As has been pointed out millions of times: increase the ratio of consumption of products that have not passed through too long chains, with too many hands stretched out for commissions, and the livelihood may go up at the same time as there is little or no growth, or even negative growth as people cannot afford those artificially inflated prices of regular products. And vice versa.

This is sheer power at work, not some mysterious anonymous and automatic “market forces”. And that makes us ask where the power is located, and how it is changing. Sarkar’s theory of social cycles may carry some message for us (see Shambushivananda Avadutha PROUT: Neo-Humanistic Economics. Mainz: Dharma Verlag, 1989; particularly Chapter 7: “Axioms of Prout”, with some interpretations added).

The point of departure is the Hindu caste system with Brahmins, Kshatriyahs, Vaishyahs and Shudras; translating into Intellectuals (including priests, artists), Warriors, Merchants and People, IWMP; lamenting that the pariah do not figure clearly in the cycle theory. For Sarkar, each one carries a “mental color”, similar to mentalité in the French Annales school. A basic axiom: at any time “in the flow of the social cycle one mental color is always dominant”.

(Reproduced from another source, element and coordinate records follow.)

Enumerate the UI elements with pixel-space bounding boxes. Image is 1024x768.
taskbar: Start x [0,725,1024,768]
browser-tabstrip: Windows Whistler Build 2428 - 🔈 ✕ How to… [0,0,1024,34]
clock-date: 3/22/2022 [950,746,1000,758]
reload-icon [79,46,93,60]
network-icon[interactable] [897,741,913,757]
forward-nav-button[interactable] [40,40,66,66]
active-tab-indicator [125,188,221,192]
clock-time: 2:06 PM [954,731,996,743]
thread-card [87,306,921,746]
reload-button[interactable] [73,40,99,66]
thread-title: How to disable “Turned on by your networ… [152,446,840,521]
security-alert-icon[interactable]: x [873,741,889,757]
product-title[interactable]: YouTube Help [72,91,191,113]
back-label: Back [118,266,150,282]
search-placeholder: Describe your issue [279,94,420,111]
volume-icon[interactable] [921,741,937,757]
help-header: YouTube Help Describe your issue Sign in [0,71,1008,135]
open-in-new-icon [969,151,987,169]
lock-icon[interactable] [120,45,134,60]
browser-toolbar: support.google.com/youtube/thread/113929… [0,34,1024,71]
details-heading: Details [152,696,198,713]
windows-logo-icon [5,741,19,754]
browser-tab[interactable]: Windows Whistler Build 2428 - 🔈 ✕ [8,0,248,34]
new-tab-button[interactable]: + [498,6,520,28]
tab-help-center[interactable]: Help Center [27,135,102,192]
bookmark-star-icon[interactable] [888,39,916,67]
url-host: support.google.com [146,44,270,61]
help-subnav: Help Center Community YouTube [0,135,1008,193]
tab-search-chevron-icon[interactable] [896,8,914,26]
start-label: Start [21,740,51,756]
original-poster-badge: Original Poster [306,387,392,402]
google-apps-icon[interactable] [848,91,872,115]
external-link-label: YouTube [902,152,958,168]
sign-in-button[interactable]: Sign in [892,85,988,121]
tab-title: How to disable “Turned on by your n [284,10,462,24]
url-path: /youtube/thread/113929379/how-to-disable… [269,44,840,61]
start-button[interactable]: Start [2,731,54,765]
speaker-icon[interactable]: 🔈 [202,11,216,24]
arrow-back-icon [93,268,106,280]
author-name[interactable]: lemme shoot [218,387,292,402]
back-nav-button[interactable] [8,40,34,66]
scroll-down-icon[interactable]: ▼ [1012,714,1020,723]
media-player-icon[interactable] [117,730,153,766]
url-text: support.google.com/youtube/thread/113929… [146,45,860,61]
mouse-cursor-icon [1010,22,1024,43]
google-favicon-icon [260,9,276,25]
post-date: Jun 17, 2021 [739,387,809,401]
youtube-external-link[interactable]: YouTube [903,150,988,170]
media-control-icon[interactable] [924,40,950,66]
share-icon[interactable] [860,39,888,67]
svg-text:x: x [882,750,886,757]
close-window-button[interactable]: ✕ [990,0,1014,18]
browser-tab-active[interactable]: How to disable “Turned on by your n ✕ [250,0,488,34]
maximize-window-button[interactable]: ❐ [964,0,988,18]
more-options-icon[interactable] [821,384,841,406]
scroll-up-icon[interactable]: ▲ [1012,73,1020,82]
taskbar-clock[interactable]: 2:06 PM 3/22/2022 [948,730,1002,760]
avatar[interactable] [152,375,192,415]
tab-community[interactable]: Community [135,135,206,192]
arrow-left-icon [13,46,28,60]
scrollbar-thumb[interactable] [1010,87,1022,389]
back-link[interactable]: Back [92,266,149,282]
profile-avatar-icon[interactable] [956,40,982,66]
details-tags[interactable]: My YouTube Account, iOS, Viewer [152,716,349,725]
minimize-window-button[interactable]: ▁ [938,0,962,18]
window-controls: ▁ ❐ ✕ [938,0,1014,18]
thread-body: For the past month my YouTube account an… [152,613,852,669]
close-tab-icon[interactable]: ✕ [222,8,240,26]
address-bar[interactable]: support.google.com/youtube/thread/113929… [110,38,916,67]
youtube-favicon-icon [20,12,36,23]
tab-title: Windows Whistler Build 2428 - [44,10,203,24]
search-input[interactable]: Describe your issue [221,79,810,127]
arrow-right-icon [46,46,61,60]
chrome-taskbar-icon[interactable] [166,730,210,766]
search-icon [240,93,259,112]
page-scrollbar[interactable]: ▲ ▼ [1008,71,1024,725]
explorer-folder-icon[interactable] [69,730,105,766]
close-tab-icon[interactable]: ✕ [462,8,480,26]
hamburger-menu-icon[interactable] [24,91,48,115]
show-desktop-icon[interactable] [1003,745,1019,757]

Yet behind that “mental color”, sheer power is lurking. The I, M, W elites steer people by normative, contractual and coercive power respectively; by cultural, economic and military power; by values, carrots and sticks, to use three parallel formulations. Sarkar explores the general dynamism of what we might call I-W-M-P systems, assuming that at any given time one of them rules the ground alone. How do we predict who is next in line? Yin/yang thinking gives us an answer: the carrier of the mental color most suppressed by the dominant group. Another approach would be by asking: when X is dominant, which group, Y, suffers most?

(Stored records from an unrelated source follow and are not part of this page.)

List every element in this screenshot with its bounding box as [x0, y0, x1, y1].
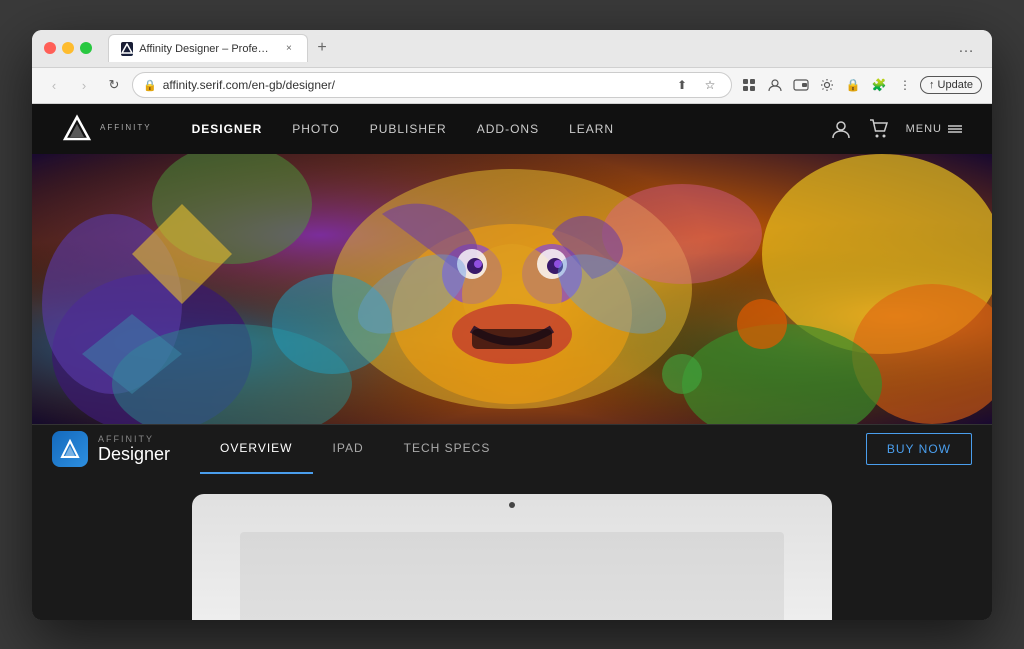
nav-bar: ‹ › ↻ 🔒 affinity.serif.com/en-gb/designe…: [32, 68, 992, 104]
site-nav-right: MENU: [830, 118, 962, 140]
extensions-icon[interactable]: [738, 74, 760, 96]
nav-designer[interactable]: DESIGNER: [192, 122, 263, 136]
title-bar: Affinity Designer – Profession... × + …: [32, 30, 992, 68]
tab-favicon: [121, 42, 133, 56]
product-name: AFFINITY Designer: [98, 434, 170, 465]
below-fold: [32, 474, 992, 620]
nav-learn[interactable]: LEARN: [569, 122, 614, 136]
close-button[interactable]: [44, 42, 56, 54]
tab-ellipsis-button[interactable]: …: [952, 34, 980, 62]
browser-window: Affinity Designer – Profession... × + … …: [32, 30, 992, 620]
designer-icon: [52, 431, 88, 467]
site-nav-links: DESIGNER PHOTO PUBLISHER ADD-ONS LEARN: [192, 122, 830, 136]
user-icon[interactable]: [830, 118, 852, 140]
product-title-label: Designer: [98, 444, 170, 465]
product-affinity-label: AFFINITY: [98, 434, 170, 444]
lock-icon: 🔒: [143, 79, 157, 92]
menu-button[interactable]: MENU: [906, 123, 962, 135]
back-button[interactable]: ‹: [42, 73, 66, 97]
tab-close-button[interactable]: ×: [283, 42, 295, 56]
forward-button[interactable]: ›: [72, 73, 96, 97]
update-arrow: ↑: [929, 79, 935, 91]
website-content: AFFINITY DESIGNER PHOTO PUBLISHER ADD-ON…: [32, 104, 992, 620]
hero-image: [32, 154, 992, 424]
maximize-button[interactable]: [80, 42, 92, 54]
profiles-icon[interactable]: [764, 74, 786, 96]
menu-label: MENU: [906, 123, 942, 135]
update-label: Update: [938, 79, 973, 91]
product-logo: AFFINITY Designer: [52, 431, 170, 467]
nav-addons[interactable]: ADD-ONS: [477, 122, 539, 136]
laptop-content: [240, 532, 784, 620]
more-icon[interactable]: ⋮: [894, 74, 916, 96]
tab-ipad[interactable]: IPAD: [313, 425, 384, 474]
puzzle-icon[interactable]: 🧩: [868, 74, 890, 96]
minimize-button[interactable]: [62, 42, 74, 54]
settings-icon[interactable]: [816, 74, 838, 96]
address-text: affinity.serif.com/en-gb/designer/: [163, 78, 665, 92]
update-button[interactable]: ↑ Update: [920, 76, 982, 94]
laptop-screen: [192, 494, 832, 620]
product-tabs: OVERVIEW IPAD TECH SPECS: [200, 425, 866, 474]
wallet-icon[interactable]: [790, 74, 812, 96]
new-tab-button[interactable]: +: [308, 34, 336, 62]
affinity-small-label: AFFINITY: [100, 124, 152, 133]
tab-bar: Affinity Designer – Profession... × + …: [108, 34, 980, 62]
browser-tab[interactable]: Affinity Designer – Profession... ×: [108, 34, 308, 62]
nav-photo[interactable]: PHOTO: [292, 122, 339, 136]
site-nav: AFFINITY DESIGNER PHOTO PUBLISHER ADD-ON…: [32, 104, 992, 154]
buy-now-button[interactable]: BUY NOW: [866, 433, 972, 465]
cart-icon[interactable]: [868, 118, 890, 140]
lock-ext-icon[interactable]: 🔒: [842, 74, 864, 96]
site-logo[interactable]: AFFINITY: [62, 114, 152, 144]
nav-icons-right: 🔒 🧩 ⋮ ↑ Update: [738, 74, 982, 96]
traffic-lights: [44, 42, 92, 54]
webcam-dot: [509, 502, 515, 508]
tab-title: Affinity Designer – Profession...: [139, 43, 273, 55]
address-bar[interactable]: 🔒 affinity.serif.com/en-gb/designer/ ⬆ ☆: [132, 72, 732, 98]
product-nav: AFFINITY Designer OVERVIEW IPAD TECH SPE…: [32, 424, 992, 474]
share-icon[interactable]: ⬆: [671, 74, 693, 96]
bookmark-icon[interactable]: ☆: [699, 74, 721, 96]
laptop-preview: [192, 494, 832, 620]
nav-publisher[interactable]: PUBLISHER: [370, 122, 447, 136]
refresh-button[interactable]: ↻: [102, 73, 126, 97]
tab-overview[interactable]: OVERVIEW: [200, 425, 312, 474]
tab-tech-specs[interactable]: TECH SPECS: [384, 425, 511, 474]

When the Warriors are in power, Merchants may be operating but the Intellectuals less so. They live by the word, not by the sword (and a few words like Stop! Fire!). Nevertheless, Intellectuals in power have a major problem: who pays for their livelihood? In the past the princes, the courts; more recently the state. So they tend to be friendly to the state–socialism, social democracy–to the great chagrin of the Merchants who live neither by the sword, nor by the word, but by the gold. They will make their power felt.

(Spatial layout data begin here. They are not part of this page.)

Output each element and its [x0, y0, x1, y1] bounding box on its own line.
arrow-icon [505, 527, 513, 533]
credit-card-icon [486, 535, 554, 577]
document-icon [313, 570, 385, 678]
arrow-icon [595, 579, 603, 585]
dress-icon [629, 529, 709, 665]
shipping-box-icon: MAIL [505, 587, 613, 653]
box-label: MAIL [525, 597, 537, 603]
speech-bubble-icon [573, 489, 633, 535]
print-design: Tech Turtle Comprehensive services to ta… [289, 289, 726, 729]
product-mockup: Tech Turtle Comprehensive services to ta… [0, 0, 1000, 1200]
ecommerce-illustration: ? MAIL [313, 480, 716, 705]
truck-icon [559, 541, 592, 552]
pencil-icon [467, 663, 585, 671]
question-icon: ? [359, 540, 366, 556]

So, after the Warriors the Intellectuals, after the Intellectuals the Merchants, after the Merchants the People, W-I-M-P, and then after People? The Warriors again. The process is known as History, a spiral telling the incumbent “your time is up”, and the next in line “now is your turn”. Your positive contributions of courage and valiance (W), creativity (I) and wealth-creation (M) are dwindling; the negative aspects have become dominant, repression (W), ritualism (I) and exploitation (M). Moreover, for all elite groups: arrogance.

Thus, W, the warriors, were in command during World War II and the early stages of the Cold War; I, intellectuals then put their mark on all societies marked by the important 1968 student-youth revolt; this lasted up to the Reagan-Thatcher 1985 revolution in favor of M, the merchants; still on. The exploitation is rampant. And then the people, P, come, in the Arab spring, as the indignant in Latin countries, the Occupy Movement, the most radical, in the USA, headed by OWS, Occupy Wall Street. Right on. Pure Sarkar.

What next? Depends on the peoples’ revolt. It is very clear that many of these elites do not give a damn about People suffering as their livelihood erodes, but are scared in their bones at the prospect of a revolt; “instability”, as they call it. Hence, the three P manifestations use nonviolence, maybe more negatively than positively. They are watched, police is used to teargas and pepper-spray them and to evict people foreclosed in a pathological economy; the violence being on the elite side. More P, more W. In the USA democracy has been abolished with a coup, not by the W military, but by M, the corporations; making politicians accountable to those who finance their campaign, not to P. In other words, we may have a rising revolt against two elites, WM/warrior-merchant, with repressive-exploitative mentalities at the same time in power. Beyond Sarkar.

The stuff out of which that dark cloud is made. Fight it!